Bhai Sahib Mohinder Singh Ahluwalia Chairperson – BSCF
12th Vaisakhi House of Commons Speakers Room, 17 April 2018,
Waheguru Ji Ka Khalsa, Waheguru Ji Ki Fateh
Mr. Speaker, Lords, Members of Parliament and belovedBrothers and Sisters, it is a privilege to share some thoughts with you on this most auspicious occasion. Vaisakhi is universally celebrated by Sikhs as the day when Sri Guru Gobind Singh Ji, the tenth Sikh Guru, created the Khalsa order in 1699. The Khalsa’s birth, 319 years ago, marked the fruition of the vision nurtured and demonstrated for over two centuries by nine earlier Gurus. It also formalized the initiation ceremony by which Sikhs take on a distinctive identity, through the wearing of the 5Ks and the turban.
Vaisakhi takes place in the Punjabi month of Vaisakh. In Sri Guru Granth Sahib – the volume of scripture which was exalted to the status of eternal Guru in 1708- scriptural verses about this time of year can be found in separate compositions by the first and fifth Gurus. In both depictions, Vaisakh is a time for joyous celebrations, reflections and resolutions, for gratitude, sacrifice and commitment, as well as a time to exercise compassion, forgiveness and love for all. Through the Khalsa’s creation, the tenth Guru consolidated these underlying messages passed down from his predecessors.

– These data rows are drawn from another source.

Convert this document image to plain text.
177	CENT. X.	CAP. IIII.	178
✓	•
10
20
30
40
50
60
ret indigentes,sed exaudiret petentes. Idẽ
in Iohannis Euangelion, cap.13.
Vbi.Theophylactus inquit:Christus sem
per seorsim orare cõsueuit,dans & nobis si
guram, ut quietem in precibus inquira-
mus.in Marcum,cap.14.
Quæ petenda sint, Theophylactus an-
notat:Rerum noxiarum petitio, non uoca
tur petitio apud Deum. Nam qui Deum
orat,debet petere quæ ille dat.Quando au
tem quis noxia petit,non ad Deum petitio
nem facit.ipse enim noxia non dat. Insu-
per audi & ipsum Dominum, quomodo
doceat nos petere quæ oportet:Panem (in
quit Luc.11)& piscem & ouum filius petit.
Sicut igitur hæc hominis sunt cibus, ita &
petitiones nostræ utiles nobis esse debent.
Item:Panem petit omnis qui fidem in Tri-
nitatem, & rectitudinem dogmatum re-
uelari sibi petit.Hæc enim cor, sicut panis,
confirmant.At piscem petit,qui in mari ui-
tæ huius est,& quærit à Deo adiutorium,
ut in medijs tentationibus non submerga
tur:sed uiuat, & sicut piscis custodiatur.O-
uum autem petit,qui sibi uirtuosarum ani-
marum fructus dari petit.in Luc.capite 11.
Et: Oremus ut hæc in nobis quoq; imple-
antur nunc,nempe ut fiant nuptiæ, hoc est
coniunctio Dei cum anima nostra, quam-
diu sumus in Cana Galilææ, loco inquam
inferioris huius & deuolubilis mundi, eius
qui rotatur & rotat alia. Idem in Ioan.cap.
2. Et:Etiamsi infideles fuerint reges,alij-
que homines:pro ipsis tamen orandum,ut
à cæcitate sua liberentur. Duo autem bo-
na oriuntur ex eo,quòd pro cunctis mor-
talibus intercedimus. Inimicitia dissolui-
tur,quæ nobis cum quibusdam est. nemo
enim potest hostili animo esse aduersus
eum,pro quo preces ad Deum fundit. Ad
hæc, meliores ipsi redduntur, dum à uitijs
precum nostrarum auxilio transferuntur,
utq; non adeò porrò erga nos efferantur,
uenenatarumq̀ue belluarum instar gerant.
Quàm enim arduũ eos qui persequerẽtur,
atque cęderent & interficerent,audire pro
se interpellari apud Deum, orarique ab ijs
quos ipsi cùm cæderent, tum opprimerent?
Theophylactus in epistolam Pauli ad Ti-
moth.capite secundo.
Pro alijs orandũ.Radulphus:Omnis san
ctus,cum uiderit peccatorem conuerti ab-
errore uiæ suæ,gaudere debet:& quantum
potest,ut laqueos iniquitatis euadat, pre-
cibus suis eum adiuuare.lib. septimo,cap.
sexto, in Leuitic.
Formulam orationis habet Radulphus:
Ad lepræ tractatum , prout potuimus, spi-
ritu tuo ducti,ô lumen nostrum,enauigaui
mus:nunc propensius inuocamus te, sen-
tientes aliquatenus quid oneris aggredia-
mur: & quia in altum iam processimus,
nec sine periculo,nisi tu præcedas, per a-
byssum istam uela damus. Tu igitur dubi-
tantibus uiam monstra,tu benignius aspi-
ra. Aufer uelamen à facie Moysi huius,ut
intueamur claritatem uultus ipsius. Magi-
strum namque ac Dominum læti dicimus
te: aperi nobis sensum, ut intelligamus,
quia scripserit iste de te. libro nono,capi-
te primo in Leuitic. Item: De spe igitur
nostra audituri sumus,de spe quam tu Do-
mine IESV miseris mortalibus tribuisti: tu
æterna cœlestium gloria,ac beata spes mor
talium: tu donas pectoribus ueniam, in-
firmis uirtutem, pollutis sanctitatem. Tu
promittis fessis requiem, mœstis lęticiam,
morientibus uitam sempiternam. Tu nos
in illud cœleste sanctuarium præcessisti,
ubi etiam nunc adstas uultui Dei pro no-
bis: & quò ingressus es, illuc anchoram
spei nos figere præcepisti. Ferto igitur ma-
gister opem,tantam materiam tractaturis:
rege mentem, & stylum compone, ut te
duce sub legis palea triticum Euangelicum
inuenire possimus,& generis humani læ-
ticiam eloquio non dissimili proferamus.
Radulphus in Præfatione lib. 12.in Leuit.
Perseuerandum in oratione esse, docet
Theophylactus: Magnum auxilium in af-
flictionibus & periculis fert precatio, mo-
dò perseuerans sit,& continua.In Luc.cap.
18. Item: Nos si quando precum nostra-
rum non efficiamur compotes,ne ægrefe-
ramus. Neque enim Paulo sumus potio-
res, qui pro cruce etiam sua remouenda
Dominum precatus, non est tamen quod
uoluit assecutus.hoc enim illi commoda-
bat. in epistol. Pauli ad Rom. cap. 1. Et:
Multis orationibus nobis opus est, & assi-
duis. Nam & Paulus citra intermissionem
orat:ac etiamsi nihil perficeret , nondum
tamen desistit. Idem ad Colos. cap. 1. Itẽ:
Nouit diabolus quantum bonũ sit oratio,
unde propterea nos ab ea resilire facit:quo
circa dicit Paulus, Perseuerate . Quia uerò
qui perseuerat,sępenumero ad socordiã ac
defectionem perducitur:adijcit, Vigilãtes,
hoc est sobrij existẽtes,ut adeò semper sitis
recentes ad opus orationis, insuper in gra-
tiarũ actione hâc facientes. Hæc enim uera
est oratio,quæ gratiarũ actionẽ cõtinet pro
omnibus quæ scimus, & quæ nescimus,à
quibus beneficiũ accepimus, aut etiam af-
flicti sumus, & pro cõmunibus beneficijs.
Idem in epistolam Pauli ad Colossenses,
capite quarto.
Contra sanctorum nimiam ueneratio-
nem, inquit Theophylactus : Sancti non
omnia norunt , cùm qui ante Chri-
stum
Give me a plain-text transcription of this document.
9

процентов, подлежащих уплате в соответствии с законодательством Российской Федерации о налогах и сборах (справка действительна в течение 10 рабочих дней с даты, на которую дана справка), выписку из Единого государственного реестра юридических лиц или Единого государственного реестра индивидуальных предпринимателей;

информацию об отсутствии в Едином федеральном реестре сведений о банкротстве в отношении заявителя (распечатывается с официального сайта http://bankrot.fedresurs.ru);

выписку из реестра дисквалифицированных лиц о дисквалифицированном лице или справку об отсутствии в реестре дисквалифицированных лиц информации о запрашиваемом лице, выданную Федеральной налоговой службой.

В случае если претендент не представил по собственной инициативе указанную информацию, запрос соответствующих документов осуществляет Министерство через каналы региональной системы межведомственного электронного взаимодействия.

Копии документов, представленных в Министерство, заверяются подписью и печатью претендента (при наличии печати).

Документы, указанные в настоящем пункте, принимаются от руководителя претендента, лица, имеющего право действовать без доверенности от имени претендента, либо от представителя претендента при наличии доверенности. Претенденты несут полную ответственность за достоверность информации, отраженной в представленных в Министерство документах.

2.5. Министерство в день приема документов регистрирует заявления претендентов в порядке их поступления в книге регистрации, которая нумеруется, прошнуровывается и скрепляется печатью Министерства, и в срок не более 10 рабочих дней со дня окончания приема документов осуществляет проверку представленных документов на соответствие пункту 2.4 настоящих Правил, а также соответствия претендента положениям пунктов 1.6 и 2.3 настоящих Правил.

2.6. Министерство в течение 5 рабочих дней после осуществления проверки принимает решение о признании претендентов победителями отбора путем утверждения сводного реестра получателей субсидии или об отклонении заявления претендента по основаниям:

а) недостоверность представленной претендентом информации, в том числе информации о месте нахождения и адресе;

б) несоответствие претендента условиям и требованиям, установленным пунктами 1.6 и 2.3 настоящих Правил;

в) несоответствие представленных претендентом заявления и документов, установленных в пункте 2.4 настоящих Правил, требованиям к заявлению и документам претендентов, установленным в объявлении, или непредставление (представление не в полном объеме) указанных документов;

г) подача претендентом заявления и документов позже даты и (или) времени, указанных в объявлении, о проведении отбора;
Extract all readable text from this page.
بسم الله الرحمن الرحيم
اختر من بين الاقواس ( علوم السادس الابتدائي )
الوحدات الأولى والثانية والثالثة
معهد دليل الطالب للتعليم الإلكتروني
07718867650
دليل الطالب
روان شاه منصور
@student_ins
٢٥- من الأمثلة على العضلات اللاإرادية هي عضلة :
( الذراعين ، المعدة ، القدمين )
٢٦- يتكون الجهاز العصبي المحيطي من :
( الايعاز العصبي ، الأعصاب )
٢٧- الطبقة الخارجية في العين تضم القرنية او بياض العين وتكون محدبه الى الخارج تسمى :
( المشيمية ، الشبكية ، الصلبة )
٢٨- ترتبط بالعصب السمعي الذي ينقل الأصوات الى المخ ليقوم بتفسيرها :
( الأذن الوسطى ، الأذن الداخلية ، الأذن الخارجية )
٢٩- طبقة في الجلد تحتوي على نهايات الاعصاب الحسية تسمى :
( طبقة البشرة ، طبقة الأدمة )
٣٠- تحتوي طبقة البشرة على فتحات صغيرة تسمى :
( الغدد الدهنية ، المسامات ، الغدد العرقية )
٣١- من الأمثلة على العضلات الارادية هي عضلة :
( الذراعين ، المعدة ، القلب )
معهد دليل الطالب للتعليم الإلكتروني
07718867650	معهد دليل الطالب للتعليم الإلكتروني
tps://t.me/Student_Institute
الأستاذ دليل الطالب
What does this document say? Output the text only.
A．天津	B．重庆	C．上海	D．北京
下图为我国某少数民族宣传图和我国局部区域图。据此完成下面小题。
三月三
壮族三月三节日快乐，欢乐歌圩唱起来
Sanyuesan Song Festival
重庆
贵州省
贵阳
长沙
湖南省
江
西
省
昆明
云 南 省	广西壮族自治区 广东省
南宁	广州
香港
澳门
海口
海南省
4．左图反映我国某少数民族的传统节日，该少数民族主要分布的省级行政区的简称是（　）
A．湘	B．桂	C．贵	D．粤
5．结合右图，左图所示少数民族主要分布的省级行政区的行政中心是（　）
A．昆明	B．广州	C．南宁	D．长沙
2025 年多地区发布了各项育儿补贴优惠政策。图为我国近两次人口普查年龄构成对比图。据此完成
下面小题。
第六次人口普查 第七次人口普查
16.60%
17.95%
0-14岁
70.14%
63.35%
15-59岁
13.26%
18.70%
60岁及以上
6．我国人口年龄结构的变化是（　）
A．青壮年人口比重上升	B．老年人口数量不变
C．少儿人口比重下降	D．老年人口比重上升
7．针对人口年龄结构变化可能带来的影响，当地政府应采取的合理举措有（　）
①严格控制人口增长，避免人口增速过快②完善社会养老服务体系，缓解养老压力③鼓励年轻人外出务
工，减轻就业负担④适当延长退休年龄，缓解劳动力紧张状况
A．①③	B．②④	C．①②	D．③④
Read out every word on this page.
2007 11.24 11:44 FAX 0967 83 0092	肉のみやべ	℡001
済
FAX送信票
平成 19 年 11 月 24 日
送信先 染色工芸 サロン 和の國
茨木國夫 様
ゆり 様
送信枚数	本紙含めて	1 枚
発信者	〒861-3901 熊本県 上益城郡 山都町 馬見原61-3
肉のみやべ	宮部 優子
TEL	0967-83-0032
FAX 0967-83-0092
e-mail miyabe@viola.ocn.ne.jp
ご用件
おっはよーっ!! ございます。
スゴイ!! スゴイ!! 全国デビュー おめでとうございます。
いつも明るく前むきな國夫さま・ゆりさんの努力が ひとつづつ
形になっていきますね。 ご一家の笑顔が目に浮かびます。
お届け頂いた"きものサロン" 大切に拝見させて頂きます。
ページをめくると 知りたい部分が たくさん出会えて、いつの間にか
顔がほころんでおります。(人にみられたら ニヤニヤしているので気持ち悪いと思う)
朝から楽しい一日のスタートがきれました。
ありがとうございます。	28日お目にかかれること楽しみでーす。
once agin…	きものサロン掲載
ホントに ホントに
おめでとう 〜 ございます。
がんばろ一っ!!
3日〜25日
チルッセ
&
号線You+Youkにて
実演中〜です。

The first Guru, Guru Nanak Dev Ji, composed his message in Raag Tukhari, a melodic form which evokes the mindfulness of a Yogi who contemplates the pangs of separation and the ecstasy of being connected to God Almighty. In parallel, this verse draws on the analogy of a bride awaiting her longed-for husband, it depicts how, in the month of Vaisakh, nature reveals its many colours and elegant beauty and it reminds us of the golden opportunity before us to embrace and connect up with God.
The fifth Guru, Guru Arjan Dev Ji, composed his message in Raag Maajh, a melodic form associated with a region of central Punjab. The composition takes the converse strategy of considering the adverse effects of separating ourselves from God, through distraction or delusion. It reminds us that the month of Vaisakh is truly beautiful and joyful upon restoring our spiritual connection and blossoming with spiritual virtues emanating from God.
Thus, whilst Vaisakhi, for Sikhs, marks the strengthening of their identity, it also demands the making of an inward pledge to nurture the spiritual bond with God and live by the code of values taught by the Gurus, based on principles of utter humility, steadfastness, selflessness, altruism, truth, commitment, cooperation, contentment, compassion, forgiveness, love, courage, dedication – and also of char di kala, or ascending optimism.
This Vaisakhi, as Prime Minister May has noted this year, is “a time to remember the importance of family and community”. Certainly, the Khalsa order evokes for Sikhs around the world a sense of family and fraternity. Sikhs also understand that the Khalsa was created as a force for good to serve our wider human family, wherever tyranny, hypocrisy or neglect of others take hold.
Today, as our world is immersed in the clouds of war, conflict and destruction, may the spiritual traits associated with the Khalsa’s creation resonate with all human minds for the common good – only then can we truly rejoice and celebrate the occasion of Vaisakhi.